Known by the Romans as Flavio Aurgitano and Khayyan (crossroads of caravans) by the Moors, Jaen sits high on a foothill of the Santa Catalina mountains.
Its centrepiece is the castle, the 13th Century Castillo de Santa Catalina, part of which is now a Parador hotel. On a high plateau overlooking the city it is easy to understand why the Moors chose this as a vantage point from which to guard their city.
The castle began with a tower called Hannibal’s Tower. Part of this structure is still visible on the site of the Parador Hotel. The Moors started to build during the 8th Century on the western part of the hill.
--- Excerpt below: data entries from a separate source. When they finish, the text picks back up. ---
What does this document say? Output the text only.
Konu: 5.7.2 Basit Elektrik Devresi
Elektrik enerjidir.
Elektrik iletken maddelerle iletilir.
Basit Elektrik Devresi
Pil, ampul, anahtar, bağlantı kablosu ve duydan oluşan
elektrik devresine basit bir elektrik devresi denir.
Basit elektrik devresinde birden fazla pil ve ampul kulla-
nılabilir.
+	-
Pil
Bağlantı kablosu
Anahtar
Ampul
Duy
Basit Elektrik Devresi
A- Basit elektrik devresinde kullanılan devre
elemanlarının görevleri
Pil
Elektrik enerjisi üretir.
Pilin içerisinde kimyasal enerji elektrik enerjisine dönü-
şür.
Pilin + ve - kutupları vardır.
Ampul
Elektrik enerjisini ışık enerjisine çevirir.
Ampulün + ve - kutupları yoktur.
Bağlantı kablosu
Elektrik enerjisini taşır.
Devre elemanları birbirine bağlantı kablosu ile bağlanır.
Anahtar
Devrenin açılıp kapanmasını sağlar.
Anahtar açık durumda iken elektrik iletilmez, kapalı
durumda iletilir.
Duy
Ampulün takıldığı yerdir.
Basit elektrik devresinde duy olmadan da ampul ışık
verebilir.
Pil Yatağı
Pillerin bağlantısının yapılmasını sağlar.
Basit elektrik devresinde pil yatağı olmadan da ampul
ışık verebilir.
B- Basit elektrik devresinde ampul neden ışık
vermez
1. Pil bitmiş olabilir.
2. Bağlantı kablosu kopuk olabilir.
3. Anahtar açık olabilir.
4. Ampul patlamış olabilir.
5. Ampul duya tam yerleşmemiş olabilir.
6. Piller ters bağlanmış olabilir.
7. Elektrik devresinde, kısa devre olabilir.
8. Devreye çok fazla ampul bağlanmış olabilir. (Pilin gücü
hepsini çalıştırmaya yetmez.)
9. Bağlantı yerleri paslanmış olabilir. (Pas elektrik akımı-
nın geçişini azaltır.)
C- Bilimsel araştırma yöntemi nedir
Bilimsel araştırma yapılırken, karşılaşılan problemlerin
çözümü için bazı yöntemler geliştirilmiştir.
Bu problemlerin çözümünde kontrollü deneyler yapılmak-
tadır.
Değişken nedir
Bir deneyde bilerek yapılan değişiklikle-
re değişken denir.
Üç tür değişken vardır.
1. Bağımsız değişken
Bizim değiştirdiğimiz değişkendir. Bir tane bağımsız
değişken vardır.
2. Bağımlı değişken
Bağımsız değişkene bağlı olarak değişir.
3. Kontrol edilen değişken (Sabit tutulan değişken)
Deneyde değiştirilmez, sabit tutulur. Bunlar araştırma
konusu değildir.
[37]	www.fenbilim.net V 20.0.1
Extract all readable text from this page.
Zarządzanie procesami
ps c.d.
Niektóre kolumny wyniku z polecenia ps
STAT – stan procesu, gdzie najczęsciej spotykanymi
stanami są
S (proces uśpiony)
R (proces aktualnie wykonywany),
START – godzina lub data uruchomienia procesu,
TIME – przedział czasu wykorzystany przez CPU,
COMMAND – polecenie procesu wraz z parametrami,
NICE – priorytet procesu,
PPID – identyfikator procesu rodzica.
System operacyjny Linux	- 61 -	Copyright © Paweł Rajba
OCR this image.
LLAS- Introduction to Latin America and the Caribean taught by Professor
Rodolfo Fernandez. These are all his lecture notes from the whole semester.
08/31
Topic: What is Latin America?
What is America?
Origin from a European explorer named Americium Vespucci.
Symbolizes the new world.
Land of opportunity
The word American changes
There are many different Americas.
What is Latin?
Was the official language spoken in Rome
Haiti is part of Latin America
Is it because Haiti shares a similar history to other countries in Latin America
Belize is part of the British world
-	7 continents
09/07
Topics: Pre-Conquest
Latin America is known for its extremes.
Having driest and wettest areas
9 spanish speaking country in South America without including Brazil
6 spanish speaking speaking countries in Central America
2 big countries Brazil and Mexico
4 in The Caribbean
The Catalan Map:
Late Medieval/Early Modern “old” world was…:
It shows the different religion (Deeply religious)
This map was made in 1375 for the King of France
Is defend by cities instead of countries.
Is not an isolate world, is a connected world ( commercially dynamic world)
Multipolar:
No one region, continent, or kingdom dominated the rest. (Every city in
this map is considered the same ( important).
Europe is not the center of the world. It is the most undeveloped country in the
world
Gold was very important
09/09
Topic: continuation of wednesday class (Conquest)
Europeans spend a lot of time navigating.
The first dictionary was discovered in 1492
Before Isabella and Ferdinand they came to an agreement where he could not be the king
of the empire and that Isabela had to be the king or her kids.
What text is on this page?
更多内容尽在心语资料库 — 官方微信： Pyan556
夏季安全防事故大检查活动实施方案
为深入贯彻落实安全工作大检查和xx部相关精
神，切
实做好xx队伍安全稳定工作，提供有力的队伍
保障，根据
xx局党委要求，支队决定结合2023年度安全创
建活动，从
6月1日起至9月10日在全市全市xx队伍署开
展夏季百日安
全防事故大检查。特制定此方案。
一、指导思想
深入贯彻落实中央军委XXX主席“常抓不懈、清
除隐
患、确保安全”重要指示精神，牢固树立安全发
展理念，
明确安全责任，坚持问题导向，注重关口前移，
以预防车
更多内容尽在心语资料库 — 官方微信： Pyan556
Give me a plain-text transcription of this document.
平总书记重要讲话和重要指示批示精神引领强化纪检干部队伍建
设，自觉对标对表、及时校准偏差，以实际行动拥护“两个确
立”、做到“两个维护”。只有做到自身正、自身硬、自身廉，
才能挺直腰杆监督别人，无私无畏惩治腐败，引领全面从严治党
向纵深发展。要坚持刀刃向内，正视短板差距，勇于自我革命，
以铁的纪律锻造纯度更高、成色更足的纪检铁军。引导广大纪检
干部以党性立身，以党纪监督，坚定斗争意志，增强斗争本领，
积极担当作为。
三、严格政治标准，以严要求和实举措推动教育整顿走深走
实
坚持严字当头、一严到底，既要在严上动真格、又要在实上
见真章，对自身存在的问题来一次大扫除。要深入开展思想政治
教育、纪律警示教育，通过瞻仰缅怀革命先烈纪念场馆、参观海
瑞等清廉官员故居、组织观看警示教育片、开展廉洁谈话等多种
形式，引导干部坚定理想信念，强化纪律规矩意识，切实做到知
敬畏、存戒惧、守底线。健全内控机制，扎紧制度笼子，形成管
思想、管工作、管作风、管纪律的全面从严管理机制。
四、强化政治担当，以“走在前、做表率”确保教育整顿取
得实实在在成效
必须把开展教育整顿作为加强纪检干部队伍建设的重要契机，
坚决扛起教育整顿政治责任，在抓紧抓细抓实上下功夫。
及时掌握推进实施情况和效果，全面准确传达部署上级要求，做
Work carried on, improving and extending the defenses up to the final Siege of Jaen in 1246. The Christian monarchs that followed built the ‘New Castle’ on the eastern part of the hill. During this building phase some of the towers and ramparts of the Moorish fortress were destroyed or rebuilt. Most of the Moorish fortress was finally destroyed in 1965 during construction of the hotel.
Spreading out below the castle to the north, east and south are the steep, winding, narrow streets of the old part of town. To the west the Santa Catalina mountains dominate even this high perch. From the castle it appears only a stone’s throw to the other building that dominates the landscape, the Cathedral of Jaen.
Consecrated in 1724 the Assumption of the Virgin Cathedral is a classic Spanish Renaissance structure built on the site of an Arab Mosque. Construction actually started in 1249 following the re-conquest of Jaen by Castillian forces in 1246 and it played a prominent part persecuting non Christians during the Inquisition. Its blood soaked history continued into the 20th Century when, during the Spanish Civil War, the cathedral was used as an overspill prison for non Republicans who faced execution on a daily basis or the threat of transportation to Madrid by rail in cattle trucks where they were shot by Communists as they reached the outskirts of that city. The city itself was bombed by the German air force on the 1st April 1938. They were practicing for the big event due to start the following year.
Within the cathedral you can see the Veil of Veronica. The legend has it that Saint Veronica, just plain Veronica at the time, came across Jesus on his way to Calvary. Braving the Roman guards she stopped to wipe the sweat and blood from Jesus’ face with her veil. An image of his face was imprinted on the cloth. How it came to be in Jaen is a mystery or maybe a miracle.
Nearby, in the old town, is the 16th Century Palacio de Villardompardo another Renaissance building almost as grand as the cathedral. The galleries contain paintings and sculptures by local Spanish artists but the real treasure is in the basement. Preserved here are the remains of an 11th Century Moorish baths. You enter the central hall through a Moorish arch. Here separate arches take you to the hot and cold rooms. Each room has a domed ceiling studded with star shaped holes that filter daylight into the space below.
The modern town begins immediately outside the perimeter of the old town. Shops, restaurants, bars and plazas crowd the streets and roads that seem to be laid out with no thought for city planning. When wandering from the old town it is only the style of building that warns you have entered the new. One feature of the new town is its Tram system. Built between 2009 and 2011 the light rail system operated for only two weeks before the operators ran out of money. It has been mothballed since and the tracks now provide an unofficial temporary stopping place for vehicles.